The transaction leverages Eni’s and Snam’s respective areas of expertise in gas transport on a strategic route for the security of Italy’s natural gas supply, enabling potential development initiatives within the hydrogen value chain also thanks to the natural resources North Africa has to offer. The North Africa – Europe link is a key element of progressive decarbonisation at the international level in support of the energy transition.

The transaction has obtained the authorisations envisaged under antitrust legislation and so-called golden power legislation, consent from the Tunisian government as well as the approval of the shareholders and corporate bodies of the various target companies.

Related-party transaction

The transaction qualifies as a related-party transaction for Snam and Eni pursuant to the regulation adopted by Consob with resolution no. 17221 of March 12th, 2010, as amended and integrated. For any further information please see Eni and Snam’s joint press release dated September 27th, 2021 and December 30th, 2022 as well as the “Documento Informativo Operazioni con Parti Correlate” for transactions of greater importance with related parties prepared pursuant to applicable legislation as published by Snam on its website on December 3rd, 2021.
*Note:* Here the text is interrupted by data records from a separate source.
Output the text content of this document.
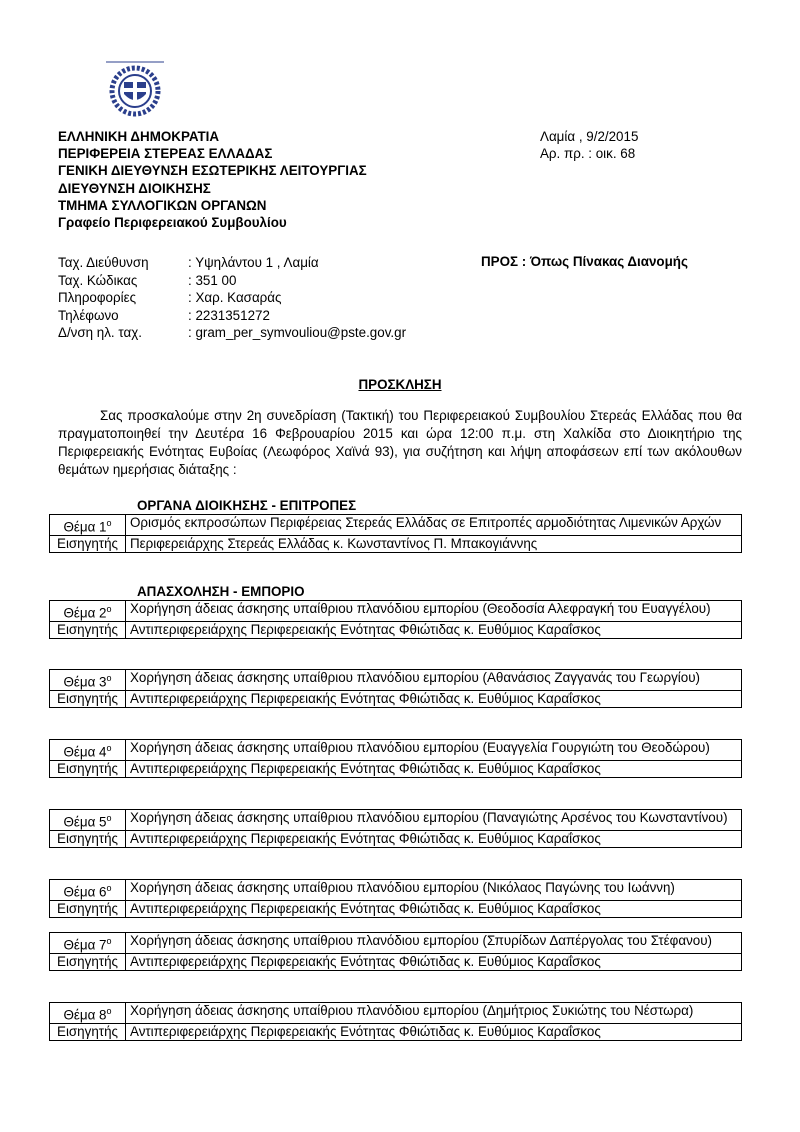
ΕΛΛΗΝΙΚΗ ΔΗΜΟΚΡΑΤΙΑ
ΠΕΡΙΦΕΡΕΙΑ ΣΤΕΡΕΑΣ ΕΛΛΑΔΑΣ
ΓΕΝΙΚΗ ΔΙΕΥΘΥΝΣΗ ΕΣΩΤΕΡΙΚΗΣ ΛΕΙΤΟΥΡΓΙΑΣ
ΔΙΕΥΘΥΝΣΗ ΔΙΟΙΚΗΣΗΣ
ΤΜΗΜΑ ΣΥΛΛΟΓΙΚΩΝ ΟΡΓΑΝΩΝ
Γραφείο Περιφερειακού Συμβουλίου
Λαμία , 9/2/2015
Αρ. πρ. : οικ. 68
Ταχ. Διεύθυνση	: Υψηλάντου 1 , Λαμία
Ταχ. Κώδικας	: 351 00
Πληροφορίες	: Χαρ. Κασαράς
Τηλέφωνο	: 2231351272
Δ/νση ηλ. ταχ.	: gram_per_symvouliou@pste.gov.gr
ΠΡΟΣ : Όπως Πίνακας Διανομής
ΠΡΟΣΚΛΗΣΗ
Σας προσκαλούμε στην 2η συνεδρίαση (Τακτική) του Περιφερειακού Συμβουλίου Στερεάς Ελλάδας που θα πραγματοποιηθεί την Δευτέρα 16 Φεβρουαρίου 2015 και ώρα 12:00 π.μ. στη Χαλκίδα στο Διοικητήριο της Περιφερειακής Ενότητας Ευβοίας (Λεωφόρος Χαϊνά 93), για συζήτηση και λήψη αποφάσεων επί των ακόλουθων θεμάτων ημερήσιας διάταξης :
ΟΡΓΑΝΑ ΔΙΟΙΚΗΣΗΣ - ΕΠΙΤΡΟΠΕΣ
Θέμα $1^o$	Ορισμός εκπροσώπων Περιφέρειας Στερεάς Ελλάδας σε Επιτροπές αρμοδιότητας Λιμενικών Αρχών
Εισηγητής	Περιφερειάρχης Στερεάς Ελλάδας κ. Κωνσταντίνος Π. Μπακογιάννης
ΑΠΑΣΧΟΛΗΣΗ - ΕΜΠΟΡΙΟ
Θέμα $2^o$	Χορήγηση άδειας άσκησης υπαίθριου πλανόδιου εμπορίου (Θεοδοσία Αλεφραγκή του Ευαγγέλου)
Εισηγητής	Αντιπεριφερειάρχης Περιφερειακής Ενότητας Φθιώτιδας κ. Ευθύμιος Καραΐσκος
Θέμα $3^o$	Χορήγηση άδειας άσκησης υπαίθριου πλανόδιου εμπορίου (Αθανάσιος Ζαγγανάς του Γεωργίου)
Εισηγητής	Αντιπεριφερειάρχης Περιφερειακής Ενότητας Φθιώτιδας κ. Ευθύμιος Καραΐσκος
Θέμα $4^o$	Χορήγηση άδειας άσκησης υπαίθριου πλανόδιου εμπορίου (Ευαγγελία Γουργιώτη του Θεοδώρου)
Εισηγητής	Αντιπεριφερειάρχης Περιφερειακής Ενότητας Φθιώτιδας κ. Ευθύμιος Καραΐσκος
Θέμα $5^o$	Χορήγηση άδειας άσκησης υπαίθριου πλανόδιου εμπορίου (Παναγιώτης Αρσένος του Κωνσταντίνου)
Εισηγητής	Αντιπεριφερειάρχης Περιφερειακής Ενότητας Φθιώτιδας κ. Ευθύμιος Καραΐσκος
Θέμα $6^o$	Χορήγηση άδειας άσκησης υπαίθριου πλανόδιου εμπορίου (Νικόλαος Παγώνης του Ιωάννη)
Εισηγητής	Αντιπεριφερειάρχης Περιφερειακής Ενότητας Φθιώτιδας κ. Ευθύμιος Καραΐσκος
Θέμα $7^o$	Χορήγηση άδειας άσκησης υπαίθριου πλανόδιου εμπορίου (Σπυρίδων Δαπέργολας του Στέφανου)
Εισηγητής	Αντιπεριφερειάρχης Περιφερειακής Ενότητας Φθιώτιδας κ. Ευθύμιος Καραΐσκος
Θέμα $8^o$	Χορήγηση άδειας άσκησης υπαίθριου πλανόδιου εμπορίου (Δημήτριος Συκιώτης του Νέστωρα)
Εισηγητής	Αντιπεριφερειάρχης Περιφερειακής Ενότητας Φθιώτιδας κ. Ευθύμιος Καραΐσκος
[1] In particular, the equity interests included in the scope of the transaction are: (i) the entire share capital of Trans Tunisian Pipeline Company S.p.A., a company that holds the exclusive right to market the natural gas transportation capacity of the on-shore pipeline; (ii) 99.85% of the share capital of Scogat S.A., a company that performs expansion works or other interventions on the on-shore pipeline; (iii) 66.06% of the share capital of Sergaz S.A., a company that provides operating and maintenance services for the on-shore pipeline and holds 49.9% of the share capital of Premium Multiservices S.A.; (iv) 50% of the share capital of Transmediterranean Pipeline Company Ltd, owner of the offshore pipeline and holder of 90% of the share capital of Samco Sagl (see point (vii) below); (v) 50% of the share capital of Transmed S.p.A., owner of the exclusive right to market the natural gas transportation capacity of the offshore pipeline; (vi) 50% of the share capital of Mariconsult S.p.A., a company providing operating and maintenance services for the offshore pipeline; and (vii) 5% of the share capital of Samco Sagl, a company providing services for the offshore pipeline.

[2] The amount comprises, among others (i) a price adjustment with respect to the originally agreed price of 385 million euros to take account of leakages that occurred during the period between signing and closing, and (ii) a ticking fee equal to 4% of the agreed price, as reduced to pursuant to point (i). The purchase and sale agreement for the transaction signed by Eni and Snam on November 27th, 2021 also provides for an earn-in and earn-out mechanism calculated on the basis of the revenues that will be generated by the invested companies.